It helps if you don't take Harrell Fletcher as an Artist, which can be a tricky mental shift, seeing as how he is, in fact, Portland's most high-profile artist. But when conventional academic or artistic standards are applied to Fletcher's social interventions, the point of his work is often lost. Fletcher is less an Artist than a project facilitator who operates in the art world mainly because his output is largely uncategorizable. Judging projects like Learning to Love You More the same way that you'd evaluate a painting is like criticizing Duplex Planet for not being great literature or listening to a rare field recording and complaining that it's not melodic enough.

Take, for instance, The American War, a project that toured the country before being exhibited in Portland as part of PICA's Time-Based Art Festival. The American War is, at its simplest, an exhibition of copy photographs from the War Remnants Museum in Ho Chi Minh City. Fletcher brought his digital camera to the museum over several visits and took photos of the graphic and highly disturbing pictures on the walls there—images of massacred body parts, defoliated forests, and grotesquely deformed victims of Agent Orange.

As a Work of Art, The American War isn't wildly impressive. On an aesthetic level, the re- photographing of the original photos is full of hotspots and awkward angles, and several people have questioned Fletcher's right to claim authorship of these pre-existing images. But I don't think Fletcher's goal was to create a body of Fine Art photographs.

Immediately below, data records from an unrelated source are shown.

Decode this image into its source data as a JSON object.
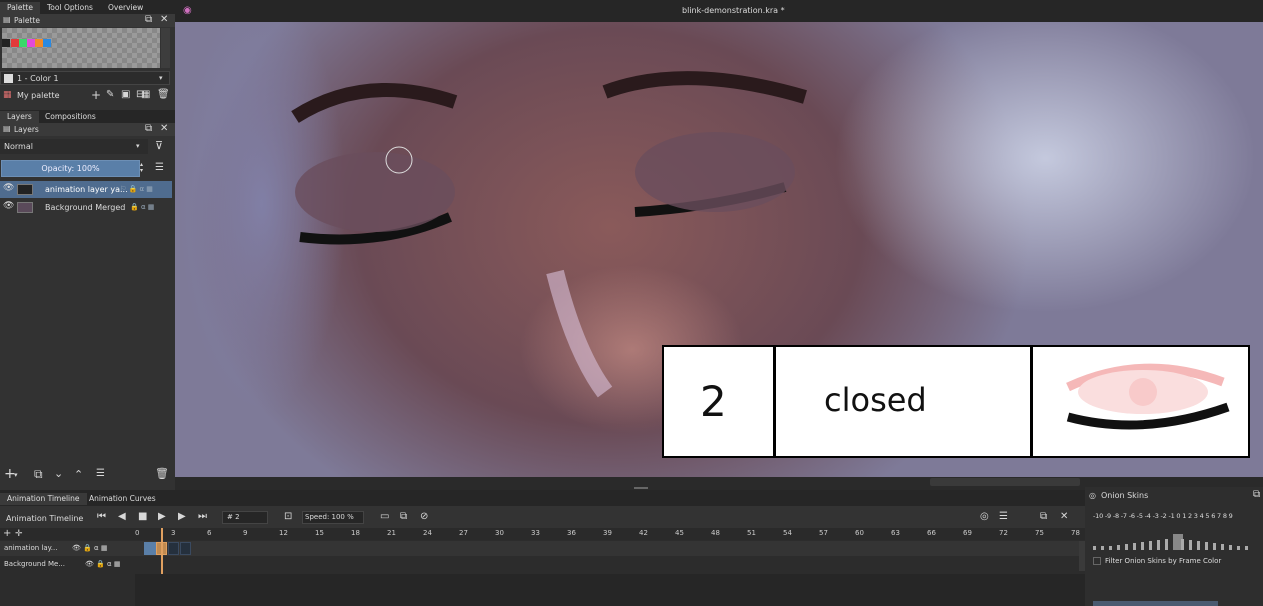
{
  "window": {
    "title": "blink-demonstration.kra *"
  },
  "top_tabs": [
    "Palette",
    "Tool Options",
    "Overview"
  ],
  "palette": {
    "header": "Palette",
    "swatch_colors": [
      "#e23a3a",
      "#3ad86a",
      "#e24ad8",
      "#f08a2a",
      "#2a8ae2"
    ],
    "selected_color": "1 - Color 1",
    "palette_name": "My palette"
  },
  "layers_tabs": [
    "Layers",
    "Compositions"
  ],
  "layers": {
    "header": "Layers",
    "blend_mode": "Normal",
    "opacity": "Opacity: 100%",
    "items": [
      {
        "name": "animation layer ya...",
        "selected": true
      },
      {
        "name": "Background Merged",
        "selected": false
      }
    ]
  },
  "caption_card": {
    "number": "2",
    "label": "closed"
  },
  "timeline": {
    "tabs": [
      "Animation Timeline",
      "Animation Curves"
    ],
    "title": "Animation Timeline",
    "frame": "# 2",
    "speed": "Speed: 100 %",
    "ruler": [
      "0",
      "3",
      "6",
      "9",
      "12",
      "15",
      "18",
      "21",
      "24",
      "27",
      "30",
      "33",
      "36",
      "39",
      "42",
      "45",
      "48",
      "51",
      "54",
      "57",
      "60",
      "63",
      "66",
      "69",
      "72",
      "75",
      "78"
    ],
    "tracks": [
      "animation lay...",
      "Background Me..."
    ]
  },
  "onion": {
    "header": "Onion Skins",
    "scale": [
      "-10",
      "-9",
      "-8",
      "-7",
      "-6",
      "-5",
      "-4",
      "-3",
      "-2",
      "-1",
      "0",
      "1",
      "2",
      "3",
      "4",
      "5",
      "6",
      "7",
      "8",
      "9"
    ],
    "filter_label": "Filter Onion Skins by Frame Color"
  }
}
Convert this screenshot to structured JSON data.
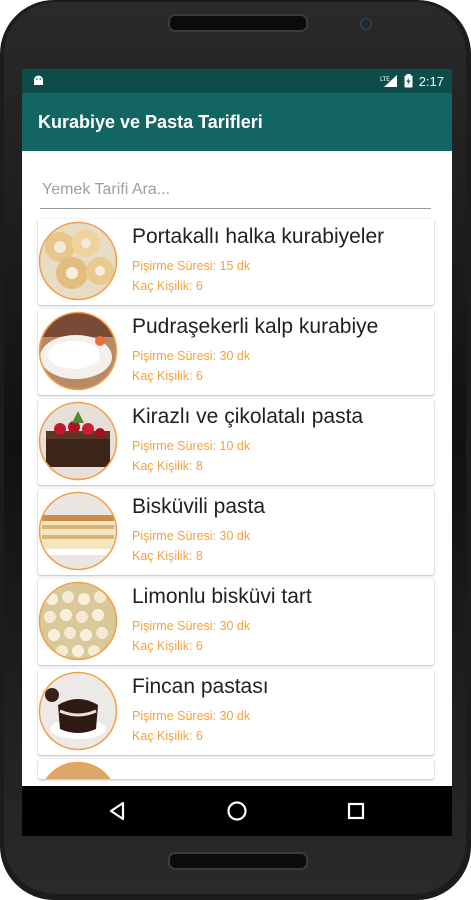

In fact, his stated mission was "to bring the experience of the museum to the US population," which he certainly achieved. The American War is a profound sight that reminds us not only of the graphic horrors of war, but that there are (at least) two sides to every story. And that is ultimately what Fletcher does best—acting as a conduit to provide forums where everyday people can share their experiences, hopes, and dreams. From group meditation meetings to telephone pole flyers, Fletcher's act of un-art is to help under-heard voices get some communal airtime, and taken as such, it can be far more moving than any proper piece of Art.